How to get an SBA coronavirus loan
You can get a paycheck protection program (PPP) loan by applying through a bank, online lender or any other lender that has been approved by the SBA to offer PPP loans. But first, make sure you meet the requirements for a PPP loan. Generally, you must have fewer than 500 employees and be established before February 15, 2020.
You can also get an Economic Injury Disaster Loan (EIDL) by filling out an application directly on the SBA website.
Take the time to understand what you need — and what you can qualify for — when you need a first-time business loan. Get started by learning more about how the process works and comparing business loan providers.
Frequently asked questions
Answers to more questions you might have about how to get a business loan.
Can I get a business loan without a down payment?
You can get a business loan even if you don’t have the money to make a down payment. Often, get a business loan without a down payment by securing your loan with an asset other than the one you’re financing.
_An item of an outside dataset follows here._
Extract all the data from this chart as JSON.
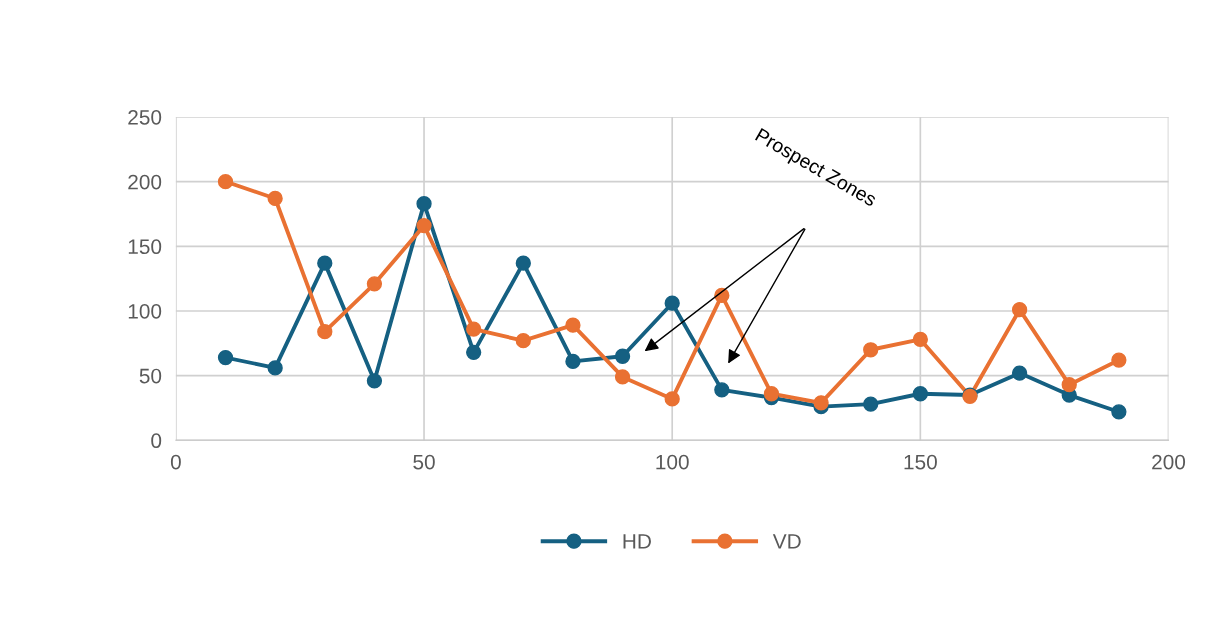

Consider putting up real estate or equipment down as collateral to make up for your lack of cash.
How does applying for an SBA loan work?
Since SBA loans are backed by the government, the steps it takes to apply are a little different. Learn about the application process by checking out our step-by-step guide to applying for an SBA loan.
Can I get a business loan with bad credit?
You can get a small business loan with, though your options are often expensive. Check out lenders like OnDeck that use alternative data such as your business’s shipping records instead of focusing on your credit score, revenue and time in business. Or read our article on business loan options for bad-credit owners.
Which banks offer loans to startups?
Community banks sometimes offer business loans to startups and entrepreneurs that need seed money to get things up and running. Usually, startup bank loans are based on the business owner’s personal credit and assets.
If you don’t have the money to personally guarantee the loan or have bad credit you might not be able to qualify for a startup bank loan. But you could still get financing from a microlender.